I am getting stuck on finding a succint solution to the following.

In a given directory, I have the following files:

10_MIDAP.nii.gz
12_MIDAP.nii.gz
14_MIDAP.nii.gz
16_restAP.nii.gz
18_restAP.nii.gz

I am only supposed to have two "MIDAP" files and one "restAP" file. The additional files may not contain the full data, so I need to remove them. These are likely going to be smaller in size and/or the earlier sequence number (e.g., 10).

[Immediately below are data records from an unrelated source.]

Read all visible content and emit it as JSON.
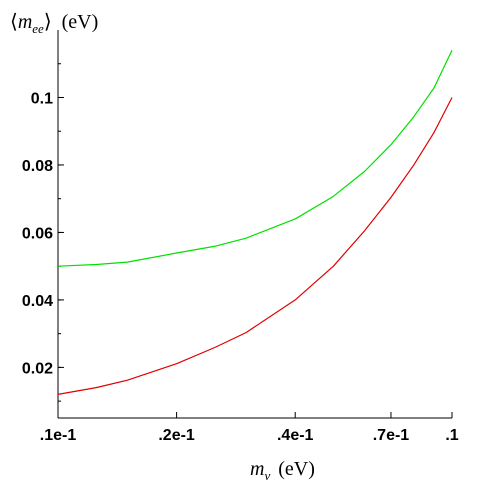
{
  "chart_data": {
    "type": "line",
    "xscale": "log",
    "xlim": [
      0.01,
      0.1
    ],
    "ylim": [
      0.005,
      0.12
    ],
    "x_ticks": [
      {
        "value": 0.01,
        "label": ".1e-1"
      },
      {
        "value": 0.02,
        "label": ".2e-1"
      },
      {
        "value": 0.04,
        "label": ".4e-1"
      },
      {
        "value": 0.07,
        "label": ".7e-1"
      },
      {
        "value": 0.1,
        "label": ".1"
      }
    ],
    "y_ticks": [
      {
        "value": 0.02,
        "label": "0.02"
      },
      {
        "value": 0.04,
        "label": "0.04"
      },
      {
        "value": 0.06,
        "label": "0.06"
      },
      {
        "value": 0.08,
        "label": "0.08"
      },
      {
        "value": 0.1,
        "label": "0.1"
      }
    ],
    "xlabel": {
      "symbol": "m",
      "subscript": "ν",
      "unit": "(eV)"
    },
    "ylabel": {
      "symbol": "m",
      "subscript": "ee",
      "unit": "(eV)",
      "open": "⟨",
      "close": "⟩"
    },
    "grid": false,
    "x": [
      0.01,
      0.0125,
      0.015,
      0.02,
      0.025,
      0.03,
      0.04,
      0.05,
      0.06,
      0.07,
      0.08,
      0.09,
      0.1
    ],
    "series": [
      {
        "color": "#00e000",
        "values": [
          0.05,
          0.0505,
          0.0512,
          0.0539,
          0.0559,
          0.0583,
          0.064,
          0.0707,
          0.0781,
          0.086,
          0.0943,
          0.1028,
          0.114
        ]
      },
      {
        "color": "#e00000",
        "values": [
          0.012,
          0.014,
          0.0162,
          0.0211,
          0.0259,
          0.0303,
          0.04,
          0.05,
          0.0605,
          0.0704,
          0.08,
          0.0896,
          0.1
        ]
      }
    ]
  }
}
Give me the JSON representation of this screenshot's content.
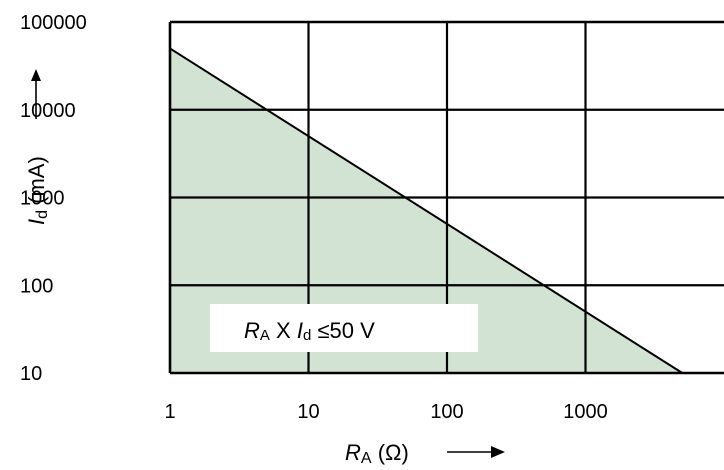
{
  "chart_data": {
    "type": "area",
    "x_scale": "log",
    "y_scale": "log",
    "xlim": [
      1,
      10000
    ],
    "ylim": [
      10,
      100000
    ],
    "grid": true,
    "x_ticks": [
      "1",
      "10",
      "100",
      "1000"
    ],
    "y_ticks": [
      "100000",
      "10000",
      "1000",
      "100",
      "10"
    ],
    "x_values": [
      1,
      5000
    ],
    "y_values": [
      50000,
      10
    ],
    "xlabel": {
      "main": "R",
      "sub": "A",
      "unit": "(Ω)"
    },
    "ylabel": {
      "main": "I",
      "sub": "d",
      "unit": "(mA)"
    },
    "annotation": {
      "r": "R",
      "r_sub": "A",
      "x": "X",
      "i": "I",
      "i_sub": "d",
      "rest": "≤50 V"
    },
    "fill_color": "#d3e3d3",
    "line_color": "#000000"
  }
}
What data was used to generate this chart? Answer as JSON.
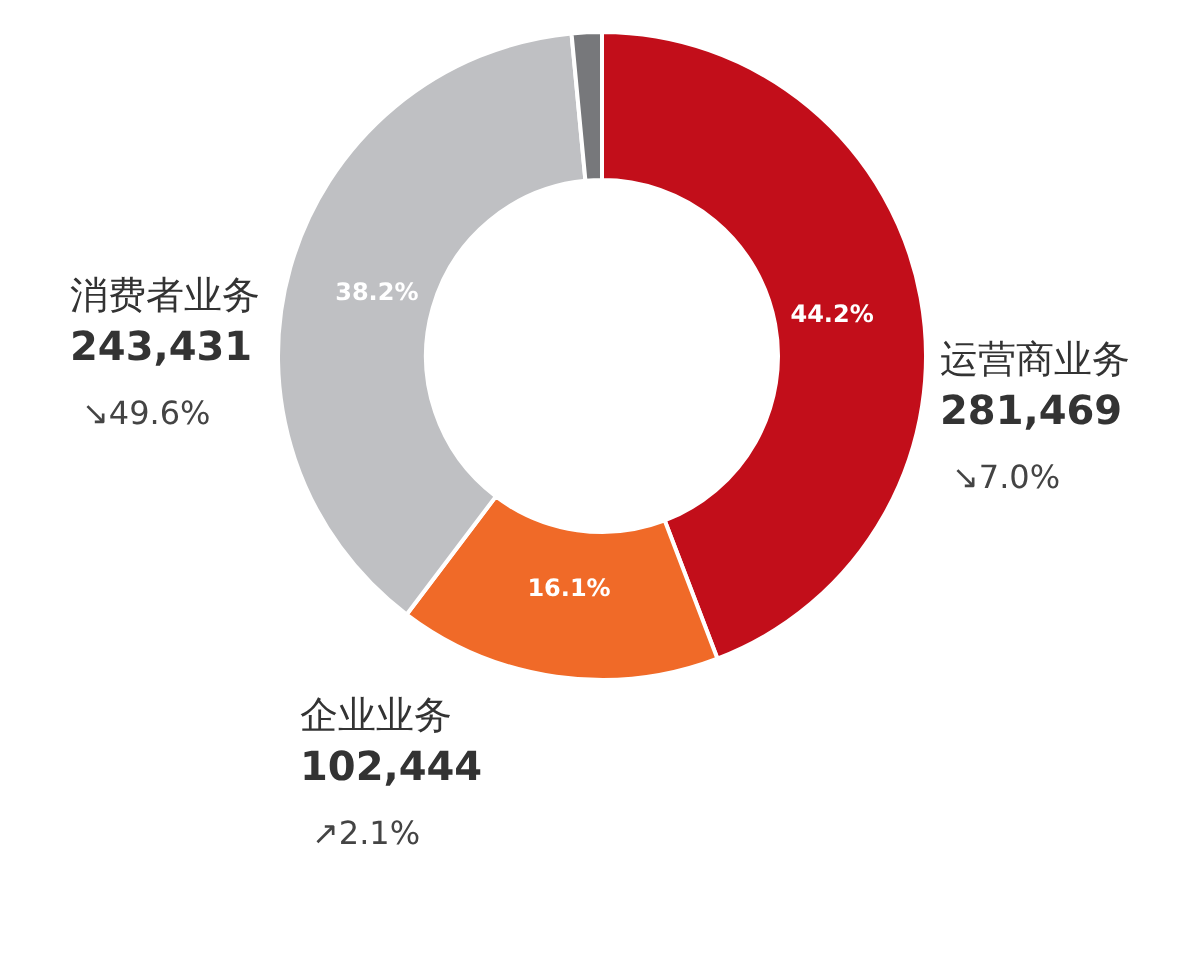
{
  "chart_data": {
    "type": "donut",
    "categories": [
      "运营商业务",
      "企业业务",
      "消费者业务",
      null
    ],
    "values": [
      44.2,
      16.1,
      38.2,
      1.5
    ],
    "colors": [
      "#c20e1a",
      "#f06a28",
      "#bfc0c3",
      "#77787b"
    ],
    "value_labels": [
      "44.2%",
      "16.1%",
      "38.2%",
      null
    ],
    "annotations": [
      "281,469",
      "↘7.0%",
      "102,444",
      "↗2.1%",
      "243,431",
      "↘49.6%"
    ]
  }
}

I know how to count / echo the number of files:

MIDAP=`find $DATADIR -name "*MIDAP.nii.gz" | wc -l`
RestAP=`find $DATADIR -name "*restAP.nii.gz" | wc -l`

echo "MIDAP files = $MIDAP"
echo "RestAP files = $RestAP"

Any suggestions on how to succinctly remove the unneeded files, such that I end up with two "MIDAP" files and one "restAP" (in cases where there are extraneous files)? As of now, imagining it would be something like this...

if (( $MIDAP > 2 )); then
  ...magic happens
fi

Thanks for any advice!

Answer 1

here is an approach

create test files

$ for i in {1..10}; do touch ${i}_restAP; touch ${i}_MIDAP; done  

sort based on numbers, and remove the top N-1 (or N-2) files.

$ find . -name '*restAP*' | sort -V | head -n -1 | xargs rm
$ find . -name '*MIDAP*'  | sort -V | head -n -2 | xargs rm

$ ls -1

10_MIDAP
10_restAP
9_MIDAP

you may want to change the sort if based on file size.